I’d been through breakups before, and they were all hard in their own ways, but none could have prepared me for having my wedding called off just days before. I knew it was the right thing because I wouldn’t have wanted to start my marriage off with doubt or fear, but everyone telling me it was “for the best” drove me crazy. They said, “Better now than in a few years down the road”, and, “You dodged a bullet.” When I disagreed with them they all gave me the most concerned, sad, and all-knowing look that seemed to say that I was naïve, needed time, and would look back in a few years having moved on and laugh. They all couldn’t wait to share their “similar” experiences. I know all of this was said and done out of love and with the best intentions, but all I felt was numb.
Trying to save face
I made it look like I was okay, but then a wave of reality would hit and I’d feel every emotion. This was confusing for those around me because they expected me to initially react and then move on. I’d always been a happy, optimistic, strong girl who didn’t let things get to me, so this was very out of character. Everyone around me knew it, but no one knew it more than me. I wanted to control the waves of emotions but I couldn’t, and didn’t understand why. I got discouraged and was honestly embarrassed that I couldn’t “snap out of it.” This led me to keep to myself, which I know wasn’t good for me, but I hated showing those emotions to others. I wasn’t proud of myself.
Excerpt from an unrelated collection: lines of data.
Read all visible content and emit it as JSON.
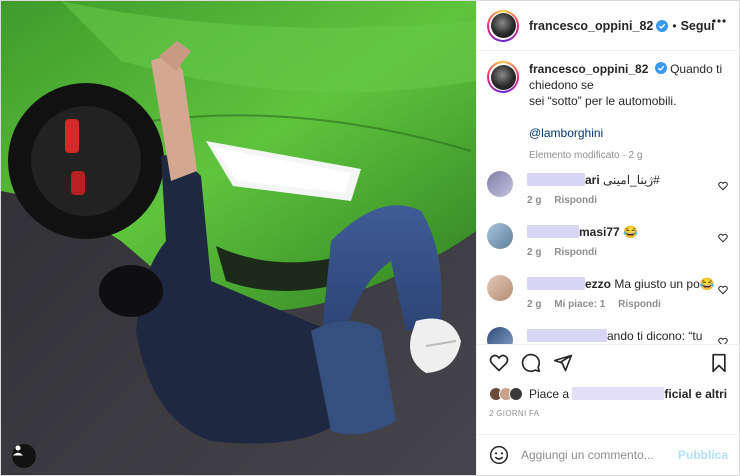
{
  "post": {
    "photo": {
      "alt_hidden": ""
    },
    "header": {
      "username": "francesco_oppini_82",
      "separator": "•",
      "follow_label": "Segui"
    },
    "caption": {
      "username": "francesco_oppini_82",
      "text_line1": "Quando ti chiedono se",
      "text_line2": "sei “sotto” per le automobili.",
      "mention": "@lamborghini",
      "meta": "Elemento modificato · 2 g"
    },
    "comments": [
      {
        "name_tail": "ari",
        "text": "ژینا_امینی#",
        "time": "2 g",
        "likes": "",
        "reply": "Rispondi"
      },
      {
        "name_tail": "masi77",
        "text": "😂",
        "time": "2 g",
        "likes": "",
        "reply": "Rispondi"
      },
      {
        "name_tail": "ezzo",
        "text": "Ma giusto un po😂",
        "time": "2 g",
        "likes": "Mi piace: 1",
        "reply": "Rispondi"
      },
      {
        "name_tail": "ando ti dicono: “tu",
        "text": "",
        "time": "",
        "likes": "",
        "reply": ""
      }
    ],
    "likes": {
      "prefix": "Piace a",
      "suffix_visible": "ficial",
      "and_others": "e altri"
    },
    "time_ago": "2 GIORNI FA",
    "add_comment": {
      "placeholder": "Aggiungi un commento...",
      "publish_label": "Pubblica"
    },
    "colors": {
      "link": "#00376b",
      "publish_disabled": "#b2dffc",
      "meta_gray": "#8e8e8e"
    },
    "icons": [
      "verified-badge-icon",
      "more-options-icon",
      "heart-icon",
      "comment-icon",
      "share-icon",
      "bookmark-icon",
      "emoji-icon",
      "user-tag-icon"
    ]
  }
}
I searched everywhere for an answer, a way to understand what I was going through. Happiness has always been a passion of mine. It came so easily to me and I really didn’t understand when people would struggle with it. I always tried my best to be supportive; because happiness is so important to me I wanted other people to have it as well. I believed happiness was a choice and no one or anything could take it away from you without your consent. I still believe this to a degree, but I have also come to understand depression better and how it isn’t as simple as I thought. Depression is real and unique to each individual going through it, and it sucks.